Publication year - 2006
Publication title -
experimental physiology
Language(s) - English
Resource type - Journals
SCImago Journal Rank - 0.925
H-Index - 101
eISSN - 1469-445X
pISSN - 0958-0670
DOI - 10.1113/expphysiol.2006.034710
Subject(s) - pentagastrin , endocrinology , medicine , methacholine , amylase , nitric oxide synthase , secretion , chemistry , nitric oxide , saliva , bolus (digestion) , biology , enzyme , biochemistry , gastric acid , respiratory disease , lung
Infusion of pentagastrin (20 μg kg −1 h −1 , i.v. ) for 10 min evokes protein output but no overt fluid secretion from the parotid gland of the rat, as revealed by increased protein concentration in a subsequent wash‐out flow of saliva in response to a bolus injection of methacholine (5 μg kg −1 , i.v .) 10 min later.
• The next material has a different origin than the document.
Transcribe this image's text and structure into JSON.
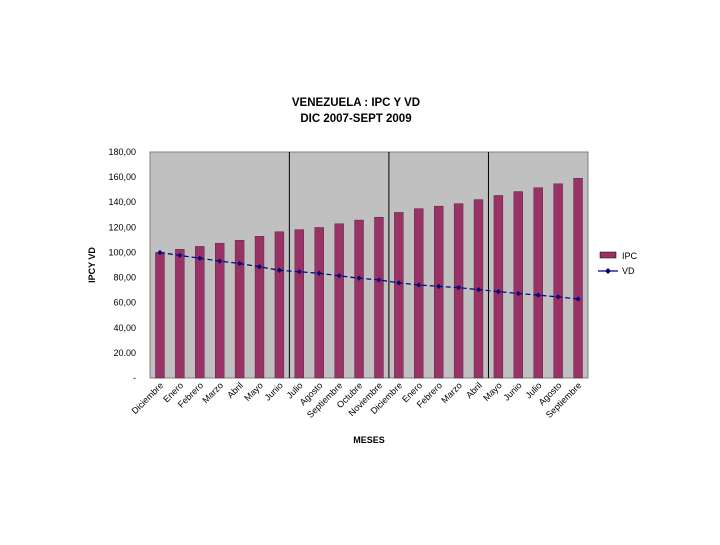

Using this experimental set‐up, the contribution of nitric oxide (NO) generation to the protein and amylase response evoked by pentagastrin was investigated. Neither the neuronal type NO synthase inhibitor N ω ‐propyl‐ l ‐arginine ( N ‐PLA; 30 mg kg −1 , i.v .) nor the non‐selective NO synthase inhibitor l ‐NAME (30 mg kg −1 , i.v .) as such affected the methacholine‐evoked volume response or the outputs of protein and amylase. However, when preceeded by the pentagastrin infusion, the expected increases in concentrations of protein (145%) and amylase activity (127%) of the methacholine‐evoked response (compared to a pre‐infusion methacholine response) were reduced to 68 and 74%, respectively, in the presence of N ‐PLA, and to 70 and 63%, respectively, in the presence of l ‐NAME. Thus, NO generation resulting from the activity of the neuronal type NO synthase, most probably of parenchymal origin, plays an important role in the pentagastrin‐induced protein and amylase secretion of the rat parotid gland.